To grow, small businesses should seek advice, take advantage of local resources

The Advocate

Older people. Customers. The Small Business Development Center. LSU.

Each of these is among the area’s most underutilized business resources, according to a panel of small business executives who spoke this week at the Baton Rouge Area Chamber’s monthly luncheon.

“Talking to old people … it just sparks that feeling, that sense of pride of what America was all about and should still be about,” said John Overton, owner and chief financial officer of Turnkey Solutions LLC, an information technology consulting firm. “There’s great wisdom there, and I think it also added to my repertoire of jokes.”

Monique Scott-Spaulding, authorized franchise owner of Jani King of Baton Rouge, said the Small Business Development Center has expertise from people who have already succeeded in building companies, and they’re willing to help.

Kevin Langley, president of G20 Young Entrepreneurs Alliance, a global network of about 500,000 entrepreneurs and supporting organizations, said the area should take better advantage of LSU.

The university has more than 30,000 students from the United States and abroad.

“What do they do when they graduate?
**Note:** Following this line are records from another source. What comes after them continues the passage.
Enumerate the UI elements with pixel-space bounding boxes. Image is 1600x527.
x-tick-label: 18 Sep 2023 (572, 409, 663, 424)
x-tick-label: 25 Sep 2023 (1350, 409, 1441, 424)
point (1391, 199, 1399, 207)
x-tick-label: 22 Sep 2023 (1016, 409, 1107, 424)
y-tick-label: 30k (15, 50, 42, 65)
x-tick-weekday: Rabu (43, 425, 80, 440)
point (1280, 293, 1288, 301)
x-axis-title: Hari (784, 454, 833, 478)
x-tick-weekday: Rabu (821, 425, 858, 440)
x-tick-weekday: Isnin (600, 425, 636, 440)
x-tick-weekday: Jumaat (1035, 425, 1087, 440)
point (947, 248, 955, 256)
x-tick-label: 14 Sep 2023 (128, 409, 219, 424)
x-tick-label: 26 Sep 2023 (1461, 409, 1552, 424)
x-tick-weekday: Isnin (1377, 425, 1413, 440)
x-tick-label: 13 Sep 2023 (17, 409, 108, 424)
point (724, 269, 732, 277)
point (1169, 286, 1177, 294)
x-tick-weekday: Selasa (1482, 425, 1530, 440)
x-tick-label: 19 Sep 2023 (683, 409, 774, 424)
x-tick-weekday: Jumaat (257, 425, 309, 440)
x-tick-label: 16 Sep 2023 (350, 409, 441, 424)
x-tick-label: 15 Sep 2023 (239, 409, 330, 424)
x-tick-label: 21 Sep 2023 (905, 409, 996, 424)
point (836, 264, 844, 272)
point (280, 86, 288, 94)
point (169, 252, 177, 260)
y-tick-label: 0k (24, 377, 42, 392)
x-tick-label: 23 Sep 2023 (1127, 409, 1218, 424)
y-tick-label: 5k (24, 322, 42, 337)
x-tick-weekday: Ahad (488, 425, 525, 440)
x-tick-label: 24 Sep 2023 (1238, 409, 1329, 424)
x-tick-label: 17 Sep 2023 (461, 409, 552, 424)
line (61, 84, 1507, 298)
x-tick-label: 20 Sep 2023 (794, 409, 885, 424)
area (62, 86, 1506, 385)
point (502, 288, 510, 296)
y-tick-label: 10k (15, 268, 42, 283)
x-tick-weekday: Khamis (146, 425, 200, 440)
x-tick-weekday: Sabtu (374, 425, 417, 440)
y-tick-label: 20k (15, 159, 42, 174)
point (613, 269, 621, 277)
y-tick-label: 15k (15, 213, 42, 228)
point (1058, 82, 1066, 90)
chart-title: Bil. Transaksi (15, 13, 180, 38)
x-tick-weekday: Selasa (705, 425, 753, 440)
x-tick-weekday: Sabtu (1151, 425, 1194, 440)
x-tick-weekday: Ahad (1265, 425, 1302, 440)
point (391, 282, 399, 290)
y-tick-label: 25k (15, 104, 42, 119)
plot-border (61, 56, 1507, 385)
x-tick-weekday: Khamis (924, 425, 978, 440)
They move somewhere else to take a job,” Langley said.

The result is that the area misses out on the business and job creation that result when students stay near the colleges where they graduate, he said.

Stafford Wood, owner of Covalent Logic, said her customers have been the best source of ideas and suggestions for expanding her business. “When you hear those things the right way from your customers, it can open up whole new product lines for you,” Wood said.

Louisiana Technology Park also proved to be a valuable asset, offering advice and expertise for her company.

About 90 people, roughly half of them women, attended the luncheon. The question-and-answer session covered topics such as the need for an advisory board and how to choose its members, raising money and hanging onto employees.

Wood said her advisory board challenged her ideas and offered expertise in areas such as taxes and financing that complemented her marketing skills. Overton said finding board members was as simple as building relationships with the people who attend events like Tuesday’s luncheon. Langley said one way to tell if a person would make a good advisory board member or mentor is by the quality of the communication. It’s important to find people willing to discuss the challenges their business faced or faces, rather than just saying everything is great.